Why It’s So Hard to Identify Food Triggers

If you’ve tried to track migraine triggers, you’ve probably gotten frustrated by how difficult it can be. Here are some of the reasons it’s tough to identify specific food triggers.

Triggers add up

Triggers tend to be cumulative. This is the case with all triggers, not just food. A food may be fine one day, but not on a day when the weather is stormy or you didn’t get enough sleep or your hormones are fluctuating. Think of it as a bucket. You can fill up a bucket without it overflowing unless you try to add more than it can hold. Different people’s buckets can hold different amounts. You can add trigger after trigger as long as your bucket doesn’t overflow, but it can be hard to know when that overflow point is.

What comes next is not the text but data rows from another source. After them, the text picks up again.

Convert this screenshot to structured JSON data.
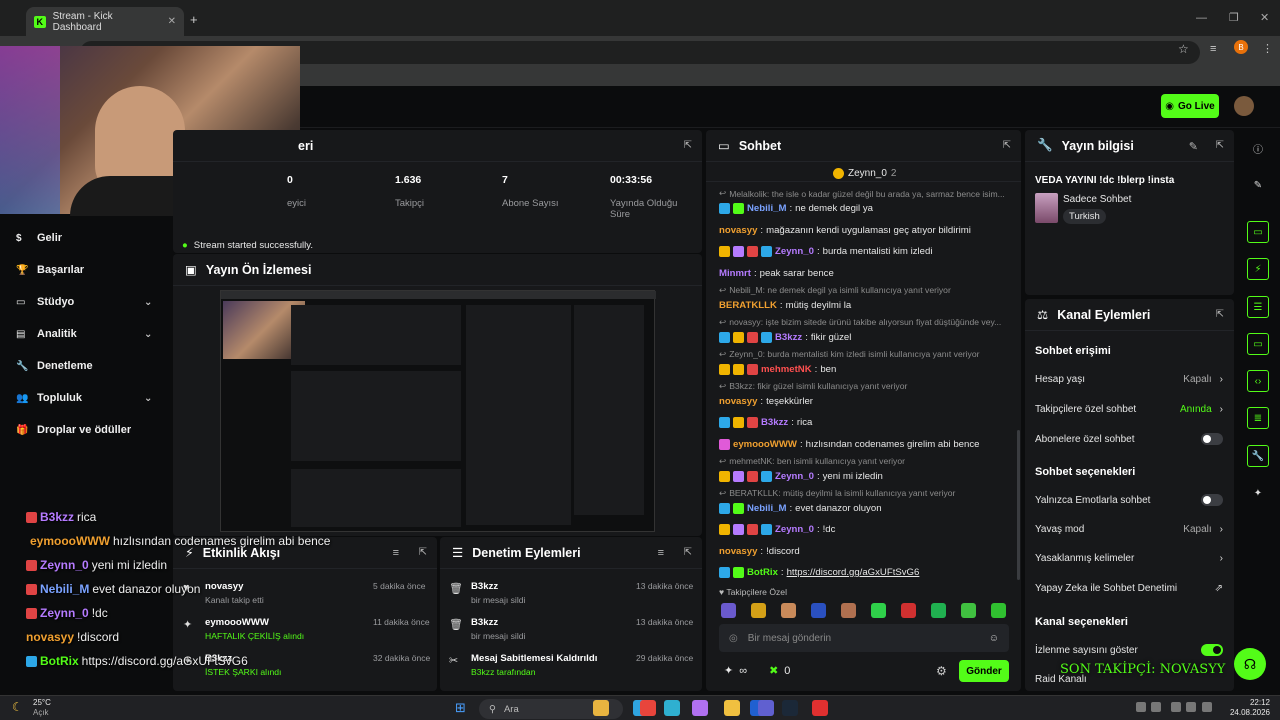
{
  "browser": {
    "tab_title": "Stream - Kick Dashboard",
    "url": "dashboard.kick.com/stream",
    "profile_initial": "B"
  },
  "header": {
    "go_live_label": "Go Live"
  },
  "sidebar": {
    "items": [
      {
        "label": "Gelir",
        "icon": "dollar-icon",
        "has_chevron": false
      },
      {
        "label": "Başarılar",
        "icon": "trophy-icon",
        "has_chevron": false
      },
      {
        "label": "Stüdyo",
        "icon": "studio-icon",
        "has_chevron": true
      },
      {
        "label": "Analitik",
        "icon": "chart-icon",
        "has_chevron": true
      },
      {
        "label": "Denetleme",
        "icon": "wrench-icon",
        "has_chevron": false
      },
      {
        "label": "Topluluk",
        "icon": "people-icon",
        "has_chevron": true
      },
      {
        "label": "Droplar ve ödüller",
        "icon": "gift-icon",
        "has_chevron": false
      }
    ]
  },
  "stats_panel": {
    "title_visible": "eri",
    "stats": [
      {
        "value": "0",
        "label": "eyici"
      },
      {
        "value": "1.636",
        "label": "Takipçi"
      },
      {
        "value": "7",
        "label": "Abone Sayısı"
      },
      {
        "value": "00:33:56",
        "label": "Yayında Olduğu Süre"
      }
    ],
    "status": "Stream started successfully."
  },
  "preview_panel": {
    "title": "Yayın Ön İzlemesi"
  },
  "activity_panel": {
    "title": "Etkinlik Akışı",
    "rows": [
      {
        "name": "novasyy",
        "sub": "Kanalı takip etti",
        "time": "5 dakika önce",
        "icon": "heart-icon"
      },
      {
        "name": "eymoooWWW",
        "sub": "HAFTALIK ÇEKİLİŞ alındı",
        "time": "11 dakika önce",
        "icon": "kick-points-icon"
      },
      {
        "name": "B3kzz",
        "sub": "İSTEK ŞARKI alındı",
        "time": "32 dakika önce",
        "icon": "kick-points-icon"
      }
    ]
  },
  "moderation_panel": {
    "title": "Denetim Eylemleri",
    "rows": [
      {
        "name": "B3kzz",
        "sub": "bir mesajı sildi",
        "time": "13 dakika önce",
        "icon": "trash-icon"
      },
      {
        "name": "B3kzz",
        "sub": "bir mesajı sildi",
        "time": "13 dakika önce",
        "icon": "trash-icon"
      },
      {
        "name": "Mesaj Sabitlemesi Kaldırıldı",
        "sub": "B3kzz tarafından",
        "time": "29 dakika önce",
        "icon": "unpin-icon"
      }
    ]
  },
  "chat": {
    "title": "Sohbet",
    "pinned_user": "Zeynn_0",
    "pinned_count": "2",
    "messages": [
      {
        "type": "reply",
        "text": "Melalkolik: the isle o kadar güzel değil bu arada ya, sarmaz bence isim..."
      },
      {
        "user": "Nebili_M",
        "color": "#7aa2ff",
        "text": "ne demek degil ya",
        "badges": [
          "#2da8e8",
          "#53fc18"
        ]
      },
      {
        "user": "novasyy",
        "color": "#f0a030",
        "text": "mağazanın kendi uygulaması geç atıyor bildirimi",
        "badges": []
      },
      {
        "user": "Zeynn_0",
        "color": "#b57bff",
        "text": "burda mentalisti kim izledi",
        "badges": [
          "#f0b400",
          "#b57bff",
          "#e04444",
          "#2da8e8"
        ]
      },
      {
        "user": "Minmrt",
        "color": "#b57bff",
        "text": "peak sarar bence",
        "badges": []
      },
      {
        "type": "reply",
        "text": "Nebili_M: ne demek degil ya isimli kullanıcıya yanıt veriyor"
      },
      {
        "user": "BERATKLLK",
        "color": "#f0a030",
        "text": "mütiş deyilmi la",
        "badges": []
      },
      {
        "type": "reply",
        "text": "novasyy: işte bizim sitede ürünü takibe alıyorsun fiyat düştüğünde vey..."
      },
      {
        "user": "B3kzz",
        "color": "#b57bff",
        "text": "fikir güzel",
        "badges": [
          "#2da8e8",
          "#f0b400",
          "#e04444",
          "#2da8e8"
        ]
      },
      {
        "type": "reply",
        "text": "Zeynn_0: burda mentalisti kim izledi isimli kullanıcıya yanıt veriyor"
      },
      {
        "user": "mehmetNK",
        "color": "#ff5050",
        "text": "ben",
        "badges": [
          "#f0b400",
          "#f0b400",
          "#e04444"
        ]
      },
      {
        "type": "reply",
        "text": "B3kzz: fikir güzel isimli kullanıcıya yanıt veriyor"
      },
      {
        "user": "novasyy",
        "color": "#f0a030",
        "text": "teşekkürler",
        "badges": []
      },
      {
        "user": "B3kzz",
        "color": "#b57bff",
        "text": "rica",
        "badges": [
          "#2da8e8",
          "#f0b400",
          "#e04444"
        ]
      },
      {
        "user": "eymoooWWW",
        "color": "#f0a030",
        "text": "hızlısından codenames girelim abi bence",
        "badges": [
          "#e05ad8"
        ]
      },
      {
        "type": "reply",
        "text": "mehmetNK: ben isimli kullanıcıya yanıt veriyor"
      },
      {
        "user": "Zeynn_0",
        "color": "#b57bff",
        "text": "yeni mi izledin",
        "badges": [
          "#f0b400",
          "#b57bff",
          "#e04444",
          "#2da8e8"
        ]
      },
      {
        "type": "reply",
        "text": "BERATKLLK: mütiş deyilmi la isimli kullanıcıya yanıt veriyor"
      },
      {
        "user": "Nebili_M",
        "color": "#7aa2ff",
        "text": "evet danazor oluyon",
        "badges": [
          "#2da8e8",
          "#53fc18"
        ]
      },
      {
        "user": "Zeynn_0",
        "color": "#b57bff",
        "text": "!dc",
        "badges": [
          "#f0b400",
          "#b57bff",
          "#e04444",
          "#2da8e8"
        ]
      },
      {
        "user": "novasyy",
        "color": "#f0a030",
        "text": "!discord",
        "badges": []
      },
      {
        "user": "BotRix",
        "color": "#53fc18",
        "text": "https://discord.gg/aGxUFtSvG6",
        "badges": [
          "#2da8e8",
          "#53fc18"
        ],
        "link": true
      }
    ],
    "follower_label": "Takipçilere Özel",
    "input_placeholder": "Bir mesaj gönderin",
    "send_label": "Gönder",
    "points_label": "∞",
    "count_label": "0"
  },
  "stream_info": {
    "title": "Yayın bilgisi",
    "stream_title": "VEDA YAYINI !dc !blerp !insta",
    "category": "Sadece Sohbet",
    "language": "Turkish"
  },
  "channel_actions": {
    "title": "Kanal Eylemleri",
    "chat_access_heading": "Sohbet erişimi",
    "rows_access": [
      {
        "label": "Hesap yaşı",
        "value": "Kapalı",
        "kind": "chevron"
      },
      {
        "label": "Takipçilere özel sohbet",
        "value": "Anında",
        "kind": "chevron",
        "value_color": "#53fc18"
      },
      {
        "label": "Abonelere özel sohbet",
        "value": "",
        "kind": "toggle",
        "on": false
      }
    ],
    "chat_options_heading": "Sohbet seçenekleri",
    "rows_options": [
      {
        "label": "Yalnızca Emotlarla sohbet",
        "value": "",
        "kind": "toggle",
        "on": false
      },
      {
        "label": "Yavaş mod",
        "value": "Kapalı",
        "kind": "chevron"
      },
      {
        "label": "Yasaklanmış kelimeler",
        "value": "",
        "kind": "chevron"
      },
      {
        "label": "Yapay Zeka ile Sohbet Denetimi",
        "value": "",
        "kind": "external"
      }
    ],
    "channel_options_heading": "Kanal seçenekleri",
    "rows_channel": [
      {
        "label": "İzlenme sayısını göster",
        "value": "",
        "kind": "toggle",
        "on": true
      },
      {
        "label": "Raid Kanalı",
        "value": "",
        "kind": "none"
      }
    ]
  },
  "overlay": {
    "last_follower": "SON TAKİPÇİ: NOVASYY",
    "chat": [
      {
        "user": "B3kzz",
        "color": "#b57bff",
        "text": "rica"
      },
      {
        "user": "eymoooWWW",
        "color": "#f0a030",
        "text": "hızlısından codenames girelim abi bence"
      },
      {
        "user": "Zeynn_0",
        "color": "#b57bff",
        "text": "yeni mi izledin"
      },
      {
        "user": "Nebili_M",
        "color": "#7aa2ff",
        "text": "evet danazor oluyon"
      },
      {
        "user": "Zeynn_0",
        "color": "#b57bff",
        "text": "!dc"
      },
      {
        "user": "novasyy",
        "color": "#f0a030",
        "text": "!discord"
      },
      {
        "user": "BotRix",
        "color": "#53fc18",
        "text": "https://discord.gg/aGxUFtSvG6"
      }
    ]
  },
  "taskbar": {
    "weather_temp": "25°C",
    "weather_desc": "Açık",
    "search_label": "Ara",
    "time": "22:12",
    "date": "24.08.2026"
  },
  "colors": {
    "accent": "#53fc18",
    "panel": "#17181a",
    "bg": "#0b0c0d"
  }
}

Food cravings or migraine trigger?

Food cravings are often misattributed as triggers. Say you usually have a migraine attack within a few hours of eating chocolate. It could be that the chocolate is a trigger, or it could be that you already had a migraine coming on and were craving chocolate because of it.

Other types of misattribution are common, as well. You may think a food is a trigger because a migraine comes on after eating it, but the two events may be completely unrelated.

Individual food triggers are hard to identify

We rarely eat foods in isolation. That pumpkin ravioli you had for dinner wasn’t just pumpkin, of course, but also contained wheat, eggs, aged cheese, and spices, not to mention the ingredients in the sauce. Any one of those components could be a trigger, or maybe none of them are.

No one's triggers are the same

Not everyone has the same triggers. You may not have any trouble with the foods on the typical list, but react to something seemingly benign. Cauliflower and butternut squash don’t appear on any migraine food lists but are both major triggers for me.

Quantity of food makes a difference

Quantity matters. Maybe you’re OK with eating an ounce of chocolate each day, but two ounces trigger a migraine attack. A slice of tomato on a sandwich might be fine, but tomato soup sets off an attack. The same goes with food chemicals. Maybe you’re OK with tomato and chocolate if you eat them a few days apart, but eating them on the same day will lead to an attack.

How elimination diets help

The difficulty of identifying triggers is why elimination diets are recommended. By simplifying your diet and taking out the most common possible triggers, it becomes easier to track what’s problematic for you. Once you clean the slate (as much as possible), it’s easier to tell if a certain food you test will trigger an attack or not.